The future of emerging theology fascinates me. I’ve said this before, but let me say it again. In the 80s and 90s, historical Jesus studies and studies about the new perspective on Paul dominated academic discussions. It was fun to watch and be there and see it all take place. New voices arose and made enduring contributions. Nothing, and let me emphasize that — nothing whatsoever — is now capturing the biblical academic discussion like historical Jesus studies and the new perspective on Paul. Studies in those fields are now good and solid, but there is nothing hopping and popping.

But, theology is hopping and popping, and it is fun to watch.
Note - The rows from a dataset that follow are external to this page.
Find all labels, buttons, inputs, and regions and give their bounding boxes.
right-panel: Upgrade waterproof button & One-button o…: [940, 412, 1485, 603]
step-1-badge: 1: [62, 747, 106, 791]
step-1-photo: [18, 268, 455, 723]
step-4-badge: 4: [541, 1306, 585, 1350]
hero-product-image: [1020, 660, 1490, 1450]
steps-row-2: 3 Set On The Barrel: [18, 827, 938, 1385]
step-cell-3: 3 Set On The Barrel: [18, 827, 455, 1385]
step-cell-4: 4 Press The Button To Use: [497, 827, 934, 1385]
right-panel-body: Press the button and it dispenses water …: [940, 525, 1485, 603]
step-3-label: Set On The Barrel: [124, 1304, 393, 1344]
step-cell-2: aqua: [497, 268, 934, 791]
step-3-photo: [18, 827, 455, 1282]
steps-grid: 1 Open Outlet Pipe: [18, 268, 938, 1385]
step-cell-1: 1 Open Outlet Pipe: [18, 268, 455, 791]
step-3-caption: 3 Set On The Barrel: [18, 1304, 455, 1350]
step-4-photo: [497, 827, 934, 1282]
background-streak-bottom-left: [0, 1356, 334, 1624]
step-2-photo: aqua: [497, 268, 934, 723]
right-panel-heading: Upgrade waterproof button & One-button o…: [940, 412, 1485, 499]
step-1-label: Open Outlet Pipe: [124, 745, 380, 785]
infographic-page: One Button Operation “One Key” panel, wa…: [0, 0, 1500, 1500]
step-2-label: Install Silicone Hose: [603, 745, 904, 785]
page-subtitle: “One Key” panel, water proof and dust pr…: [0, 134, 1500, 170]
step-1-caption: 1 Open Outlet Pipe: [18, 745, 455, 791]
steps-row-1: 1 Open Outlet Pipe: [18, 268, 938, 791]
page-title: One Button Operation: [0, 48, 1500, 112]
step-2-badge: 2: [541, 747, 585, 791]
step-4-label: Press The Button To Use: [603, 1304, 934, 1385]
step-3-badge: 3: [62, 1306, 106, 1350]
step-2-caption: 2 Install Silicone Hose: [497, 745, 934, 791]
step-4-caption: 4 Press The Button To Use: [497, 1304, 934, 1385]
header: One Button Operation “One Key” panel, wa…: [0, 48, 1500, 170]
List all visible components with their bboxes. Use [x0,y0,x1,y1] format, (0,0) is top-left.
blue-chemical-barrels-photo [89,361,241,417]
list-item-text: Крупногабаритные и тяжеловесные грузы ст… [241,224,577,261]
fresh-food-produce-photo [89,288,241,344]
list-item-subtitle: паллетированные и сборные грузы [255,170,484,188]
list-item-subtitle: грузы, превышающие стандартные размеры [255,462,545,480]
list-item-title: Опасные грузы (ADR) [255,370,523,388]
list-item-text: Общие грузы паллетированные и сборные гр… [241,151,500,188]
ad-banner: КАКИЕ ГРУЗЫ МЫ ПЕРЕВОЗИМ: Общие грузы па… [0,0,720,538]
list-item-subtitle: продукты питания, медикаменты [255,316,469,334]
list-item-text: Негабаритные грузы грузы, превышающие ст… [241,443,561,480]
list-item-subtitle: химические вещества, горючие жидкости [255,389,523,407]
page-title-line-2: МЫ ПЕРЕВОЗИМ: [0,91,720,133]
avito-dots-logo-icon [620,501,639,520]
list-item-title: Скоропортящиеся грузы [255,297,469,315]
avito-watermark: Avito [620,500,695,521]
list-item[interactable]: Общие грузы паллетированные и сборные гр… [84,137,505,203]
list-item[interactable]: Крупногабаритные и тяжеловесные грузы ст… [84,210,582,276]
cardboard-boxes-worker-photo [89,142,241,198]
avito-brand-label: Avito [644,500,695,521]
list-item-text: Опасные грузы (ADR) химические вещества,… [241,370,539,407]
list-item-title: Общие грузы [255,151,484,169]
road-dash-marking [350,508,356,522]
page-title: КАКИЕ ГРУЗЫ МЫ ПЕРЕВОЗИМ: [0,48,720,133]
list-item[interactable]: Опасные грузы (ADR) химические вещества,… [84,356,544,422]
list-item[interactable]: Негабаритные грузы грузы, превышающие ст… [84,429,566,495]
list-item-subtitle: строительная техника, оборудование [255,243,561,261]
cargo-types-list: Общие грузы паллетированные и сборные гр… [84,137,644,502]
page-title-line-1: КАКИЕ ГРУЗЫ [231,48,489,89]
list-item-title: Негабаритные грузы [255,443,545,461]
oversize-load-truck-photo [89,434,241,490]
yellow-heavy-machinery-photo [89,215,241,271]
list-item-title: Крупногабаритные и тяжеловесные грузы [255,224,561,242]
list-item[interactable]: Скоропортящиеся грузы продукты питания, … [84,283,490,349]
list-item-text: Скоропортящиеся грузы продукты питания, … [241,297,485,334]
Just look at Eerdmans’ books and you will see a shift in the last five years from biblical studies to theological studies. Look at Baker Academic and Brazos — tell me which titles fascinate. Look at WJKP — in fact, look at most of them. The good titles are theological ones. And Brazos or Baker, one of them, now has a series of commentaries written by theologians — ah, it is about time. And the reason it is time is because biblical scholars have grown stale in method and mind and are now turning in on themselves with adventurous explorations into minor issues so small they can’t capture the imagination. I hear this interesting voice: “Move over, Bible guys, because we theologians are now ready to take your stuff to the next level.”
I could go on, but here’s the point:
Emerging theological voices are running with some of the fast horses in theology and it is lots of fun to watch and listen. Keep your eyes open because shifts are occurring and in ten years theology won’t be what it is today — and it’s a good thing.
Perhaps one of the more notable features of the emerging movement is its use of divergent and even discordant voices to shape its praxis and its theology. I have no truck with the usefulness of standard textbooks that are used in theological education; they have, in fact, sustained the evangelical movement for a century. But new voices are being heard when one listens to the concerns of the emerging movement. Who are they?
Many of the leaders and thinkers of the emerging movement were nurtured theologically on books like those of Donald Bloesch, Millard Erickson, Wayne Grudem, or even older lights like Berkhof. Emerging leaders know this stuff — and often have moved beyond it or have rejected it.
Here’s a good question: When you went to seminary (if you did), whom did you read? There’s a place for textbooks; and there is also a place for reading seminal thinkers. Did you get both?
Take, for instance, LeRon Shults. An emerging thinker, a young theologian, and one who has drunk deeply from seminal thinkers. What I find central to the major discussions of theology in the emerging movement is its turn to seminal thinkers and broad, sweeping trends. Shults deals in his book, Reforming Theolgocial Anthropology, with the turn to relationality and sketches the discussion through Aristotle, Kant, Hegel and Levinas. We have Barth and Pannenberg, and we have Leontius of Byzantium. And we have the impact of this turn toward a relational understanding on how we understand human nature, how we understand sin, and how we understand the imago Dei.
Others could be mentioned — John Franke, Stanley Grenz, Miroslav Volf, Kevin Vanhoozer.
What you won’t find in these new discussions is the return to dog-eared discussions like whether or not human nature is tripartite or something else. The issues are bigger, the questions are deeper, and the scope of the discussion wider. When they ask about eschatology, they don’t ask about the rapture, they inquire into what history is, how God relates to history, what the goal of history is. When they ask about Scripture, they don’t begin with inerrancy and inspiration but (like Vanhoozer) how the drama of doctrine is meant to be played out using the script of God as its text.
Which also means the answers will be bigger and deeper and wider. Perhaps I’ve misstated: this kind of theology might not be pursuing the “answer” but probing the question — theologizing, exploring, pondering, and wondering. Go ahead, check out Shults some time: you’ll see he is biblically alert, philosophically rigorous, and theologically expansive and all the while responsible.
In LeRon Shults’ book with Steven Sandage, The Faces of Forgiveness, LeRon proposes that we not look for an “ordo salutis” but for a salutary order. Clever, and at the same time revealing.
The major impact, as I’m seeing it, will be that bigger questions will be asked, newer approaches will be seen, and over time some dog-eared discussions will find their appropriate corner with questions no longer asked. Theology has always been the attempt to bring biblical theology into a new day, and that is exactly what we find in (to use Westerns) in Augustine, Aquinas, Calvin, Edwards, Barth, and the like. To stick to the categories and discussions of the 16th Century may be a learning experience, but theology always asks for new expressions in new times. I find the theology of the emerging movement trying to do just that.